Davis called Garcia 'skittish'
Garcia took exception on Wednesday to a comment Butch Davis made two days earlier when he described Garcia as being "skittish" during a 34-23 loss against Pittsburgh last weekend.
"I don't have a reaction to that," Garcia said when asked how he felt about Davis' characterization. "Until he plays the quarterback position, then he can understand where I am coming from."
Ouch. The Bush-Kerry presidential debate may not deliver a juicier line.
Based on his salty delivery, Garcia meant to say "can't understand." But it's not the first mixed message coming out of team headquarters as the Browns (2-3) try to salvage a season that's showing signs of slipping away.
Cleveland's offense enters this week's game against Cincinnati ranked 30th in the NFL. Theories abound to what's at the heart of the Browns' inefficiency. Is it the lack of a running game? Is it Garcia, who can't seem to stand still in the pocket? Is it the offensive line?
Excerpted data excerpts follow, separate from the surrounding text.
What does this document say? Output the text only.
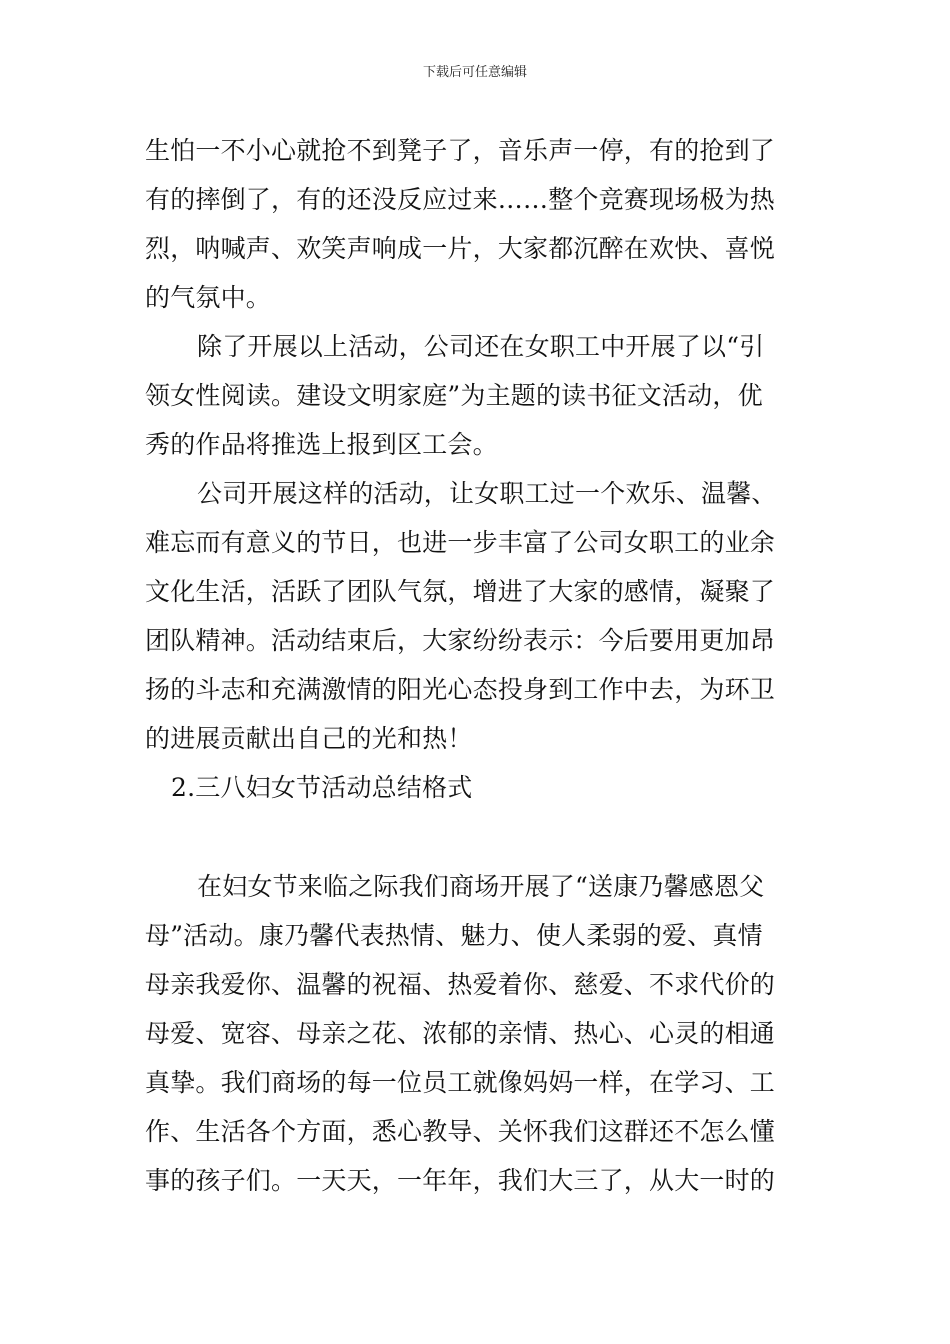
下载后可任意编辑
生怕一不小心就抢不到凳子了，音乐声一停，有的抢到了
有的摔倒了，有的还没反应过来……整个竞赛现场极为热
烈，呐喊声、欢笑声响成一片，大家都沉醉在欢快、喜悦
的气氛中。
除了开展以上活动，公司还在女职工中开展了以“引
领女性阅读。建设文明家庭”为主题的读书征文活动，优
秀的作品将推选上报到区工会。
公司开展这样的活动，让女职工过一个欢乐、温馨、
难忘而有意义的节日，也进一步丰富了公司女职工的业余
文化生活，活跃了团队气氛，增进了大家的感情，凝聚了
团队精神。活动结束后，大家纷纷表示：今后要用更加昂
扬的斗志和充满激情的阳光心态投身到工作中去，为环卫
的进展贡献出自己的光和热！
2.三八妇女节活动总结格式
在妇女节来临之际我们商场开展了“送康乃馨感恩父
母”活动。康乃馨代表热情、魅力、使人柔弱的爱、真情
母亲我爱你、温馨的祝福、热爱着你、慈爱、不求代价的
母爱、宽容、母亲之花、浓郁的亲情、热心、心灵的相通
真挚。我们商场的每一位员工就像妈妈一样，在学习、工
作、生活各个方面，悉心教导、关怀我们这群还不怎么懂
事的孩子们。一天天，一年年，我们大三了，从大一时的
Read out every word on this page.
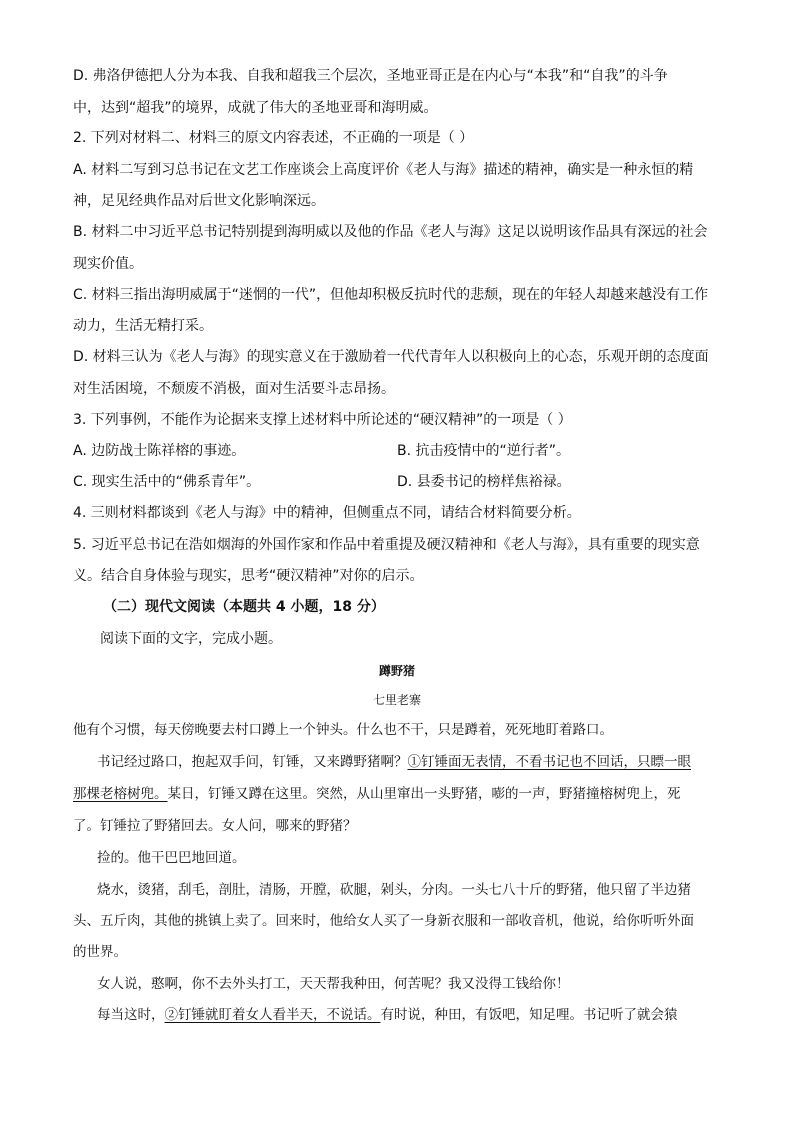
D. 弗洛伊德把人分为本我、自我和超我三个层次，圣地亚哥正是在内心与“本我”和“自我”的斗争
中，达到“超我”的境界，成就了伟大的圣地亚哥和海明威。
2. 下列对材料二、材料三的原文内容表述，不正确的一项是（ ）
A. 材料二写到习总书记在文艺工作座谈会上高度评价《老人与海》描述的精神，确实是一种永恒的精
神，足见经典作品对后世文化影响深远。
B. 材料二中习近平总书记特别提到海明威以及他的作品《老人与海》这足以说明该作品具有深远的社会
现实价值。
C. 材料三指出海明威属于“迷惘的一代”，但他却积极反抗时代的悲颓，现在的年轻人却越来越没有工作
动力，生活无精打采。
D. 材料三认为《老人与海》的现实意义在于激励着一代代青年人以积极向上的心态，乐观开朗的态度面
对生活困境，不颓废不消极，面对生活要斗志昂扬。
3. 下列事例，不能作为论据来支撑上述材料中所论述的“硬汉精神”的一项是（ ）
A. 边防战士陈祥榕的事迹。	B. 抗击疫情中的“逆行者”。
C. 现实生活中的“佛系青年”。	D. 县委书记的榜样焦裕禄。
4. 三则材料都谈到《老人与海》中的精神，但侧重点不同，请结合材料简要分析。
5. 习近平总书记在浩如烟海的外国作家和作品中着重提及硬汉精神和《老人与海》，具有重要的现实意
义。结合自身体验与现实，思考“硬汉精神”对你的启示。
（二）现代文阅读（本题共 4 小题，18 分）
阅读下面的文字，完成小题。
蹲野猪
七里老寨
他有个习惯，每天傍晚要去村口蹲上一个钟头。什么也不干，只是蹲着，死死地盯着路口。
书记经过路口，抱起双手问，钉锤，又来蹲野猪啊？①钉锤面无表情，不看书记也不回话，只瞟一眼
那棵老榕树兜。某日，钉锤又蹲在这里。突然，从山里窜出一头野猪，嘭的一声，野猪撞榕树兜上，死
了。钉锤拉了野猪回去。女人问，哪来的野猪？
捡的。他干巴巴地回道。
烧水，烫猪，刮毛，剖肚，清肠，开膛，砍腿，剁头，分肉。一头七八十斤的野猪，他只留了半边猪
头、五斤肉，其他的挑镇上卖了。回来时，他给女人买了一身新衣服和一部收音机，他说，给你听听外面
的世界。
女人说，憨啊，你不去外头打工，天天帮我种田，何苦呢？我又没得工钱给你！
每当这时，②钉锤就盯着女人看半天，不说话。有时说，种田，有饭吧，知足哩。书记听了就会猿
Do the Browns have enough playmakers?
Garcia offered his take Wednesday, saying the Browns are simply missing too many chances at big plays.
While watching game film, Garcia finally sees the open receivers he's not seeing downfield on Sundays. He's seeing receivers not coming back to the ball when he scrambles, and watching potential touchdowns turn into field goals.
"That is what is disappointing," said Garcia, in his first season with Cleveland after signing as a free agent. "Because it's not like we are a bad team or a terrible offense. The plays are there to be made. We're not making them, and that's me included."
On Monday, Davis said Garcia, who has been sacked 13 times this season and was running from Pittsburgh's blitz on virtually every snap, needed to trust his protection.
"The quarterback has to have confidence that the last time he got hit was an aberration," Davis said. "He can't be skittish. He has to sit in the pocket and make throws."
Following Wednesday's practice, Davis was told that Garcia didn't seem happy about the "skittish" comment.
"He probably shouldn't have been," Davis said. "That's one of those things where the media takes one word out of 12 paragraphs and paraphrases it when it is taken out of context. Jeff and I talked about it and laughed about it.
"I will still say that when a quarterback gets hit, when he thinks that he has protection and the protection doesn't hold up, you will get skittish. That is no reflection on him."
Garcia acknowledged there have been times when he has left the pocket too early, and said that he is still "in a learning mode" with the Browns.
He's still adjusting to his new team. Slowly.
"I'm not saying that I had better protection in San Francisco, but I knew exactly where to go with the football pretty much 95 to 99 percent of the time," he said. "I knew how to get the ball out of my hands quickly and make things happen."